Kent çevresinin önemli bir özelliği de Türklerin Anadolu’ya
yerleşmesinin ardından Selçuklularla Bizans arasında yapılan üç büyük savaştan sonuncusunun
1211 yılında ( Antiokhia Savaşı) burada gerçekleşmesidir. 1211 yılında
Keyhüsrev'le Nikea Rum İmparatorluğu'nun başı olan Laskaris arasında Antiokheia
yakınlarında yapılan savaşta Keyhüsrev öldürülmüştür.Savaş ardından bir süre Nikea
Rum İmparatorluğu’nun sınır kenti olan Antiokhia 13.yüzyıl sonlarına doğru
Türklerin eline geçmiştir.
Bugün
Asartepe üzerinde surlar içerisinde görülen kalıntılar büyük bölümüyle Geç
Bizans Dönnemine ait binalara aittir. Antiokheia kent kalıntıları incelenirken
ilk olarak uzunluğu 1.5 km olarak düşünülen kent surları karşılar. Antik dönem
kentlerinde mutlaka rastlanan tiyatronun yeri net olmamakla birlikte güney ve
batı kısımda bir kaç alan tiyatro izlenimi vermektedir.Kuzeydoğuda tepenin bitip
Menderes ovasının başladığı yerde 200 metre uzunluğunda bir stadyumun varlığı bahsedilmektedir.

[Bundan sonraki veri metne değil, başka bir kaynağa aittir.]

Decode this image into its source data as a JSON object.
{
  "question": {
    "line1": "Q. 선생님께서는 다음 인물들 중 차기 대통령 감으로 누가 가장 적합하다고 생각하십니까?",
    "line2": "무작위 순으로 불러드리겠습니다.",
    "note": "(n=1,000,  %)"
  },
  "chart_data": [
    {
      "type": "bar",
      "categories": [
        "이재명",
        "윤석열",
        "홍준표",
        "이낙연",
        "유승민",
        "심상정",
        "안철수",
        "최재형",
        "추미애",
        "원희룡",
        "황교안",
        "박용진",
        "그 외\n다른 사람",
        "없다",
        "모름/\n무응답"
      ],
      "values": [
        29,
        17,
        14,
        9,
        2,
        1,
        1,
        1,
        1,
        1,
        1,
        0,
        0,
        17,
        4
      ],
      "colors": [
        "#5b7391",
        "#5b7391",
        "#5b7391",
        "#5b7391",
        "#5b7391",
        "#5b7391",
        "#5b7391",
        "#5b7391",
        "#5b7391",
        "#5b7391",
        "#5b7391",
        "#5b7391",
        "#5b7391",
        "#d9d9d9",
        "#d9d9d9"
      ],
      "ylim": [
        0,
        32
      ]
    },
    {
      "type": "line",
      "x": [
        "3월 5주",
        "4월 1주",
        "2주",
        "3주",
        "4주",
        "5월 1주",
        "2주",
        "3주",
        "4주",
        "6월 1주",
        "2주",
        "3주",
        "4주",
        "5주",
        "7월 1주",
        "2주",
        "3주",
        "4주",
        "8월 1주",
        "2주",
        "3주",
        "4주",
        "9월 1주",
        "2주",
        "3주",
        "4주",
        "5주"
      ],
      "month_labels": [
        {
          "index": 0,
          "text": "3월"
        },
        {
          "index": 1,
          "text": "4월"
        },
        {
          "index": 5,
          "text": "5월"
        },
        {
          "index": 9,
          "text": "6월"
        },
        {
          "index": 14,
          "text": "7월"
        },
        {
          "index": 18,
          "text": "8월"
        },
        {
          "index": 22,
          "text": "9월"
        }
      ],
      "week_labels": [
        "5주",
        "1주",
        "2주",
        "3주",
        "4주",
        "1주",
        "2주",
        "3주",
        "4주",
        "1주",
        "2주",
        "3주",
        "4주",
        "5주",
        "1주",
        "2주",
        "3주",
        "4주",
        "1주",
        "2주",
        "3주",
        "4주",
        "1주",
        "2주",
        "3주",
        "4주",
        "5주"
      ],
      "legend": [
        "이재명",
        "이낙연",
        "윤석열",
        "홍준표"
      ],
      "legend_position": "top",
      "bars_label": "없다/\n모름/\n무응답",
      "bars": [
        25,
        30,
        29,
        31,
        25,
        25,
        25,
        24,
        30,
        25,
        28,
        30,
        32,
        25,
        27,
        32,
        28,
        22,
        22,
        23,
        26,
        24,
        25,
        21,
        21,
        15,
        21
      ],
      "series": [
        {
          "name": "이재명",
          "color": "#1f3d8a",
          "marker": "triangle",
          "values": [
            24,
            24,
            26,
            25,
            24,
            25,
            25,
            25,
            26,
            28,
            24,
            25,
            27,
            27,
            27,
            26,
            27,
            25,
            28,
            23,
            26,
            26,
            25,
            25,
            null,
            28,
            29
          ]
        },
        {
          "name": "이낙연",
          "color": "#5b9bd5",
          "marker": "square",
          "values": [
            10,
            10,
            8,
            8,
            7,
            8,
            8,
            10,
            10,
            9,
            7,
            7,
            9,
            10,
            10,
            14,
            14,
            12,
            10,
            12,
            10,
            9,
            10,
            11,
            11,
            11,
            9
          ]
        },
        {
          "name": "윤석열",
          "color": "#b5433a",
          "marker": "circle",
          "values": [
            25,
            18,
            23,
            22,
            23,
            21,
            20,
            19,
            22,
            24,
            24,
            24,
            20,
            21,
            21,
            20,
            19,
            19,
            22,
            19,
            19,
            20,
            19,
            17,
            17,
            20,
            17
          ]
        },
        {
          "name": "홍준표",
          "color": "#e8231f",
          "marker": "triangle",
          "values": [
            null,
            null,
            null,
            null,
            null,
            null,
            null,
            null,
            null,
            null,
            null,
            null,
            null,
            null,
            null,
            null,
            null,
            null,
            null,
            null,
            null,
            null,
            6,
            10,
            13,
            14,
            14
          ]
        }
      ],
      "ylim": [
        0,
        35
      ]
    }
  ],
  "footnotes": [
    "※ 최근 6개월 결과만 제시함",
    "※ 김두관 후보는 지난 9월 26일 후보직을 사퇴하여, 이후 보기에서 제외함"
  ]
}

Kentin akropolünde bulunan büyük mermer bloklar burada Roma dönemine ait büyük
bir tapınağın olma ihtimalini düşündürmektedir.
Antiokhia
yakınlarında Türklerin egemenliğini hatırlatacak bir yapı da dikkati çeker.
Kentin kuzeydoğusunda Aydınoğlu Umur Beyin kızına ait olduğu belirtilen “Hafsa
Hatun Türbesi”
Devlet
tarafından hiçbir kazı çalışması yapılmayan antik kentte kaçak kazıların
yapıldığına dair çok sayıda çukur görmek de üzücü tabi.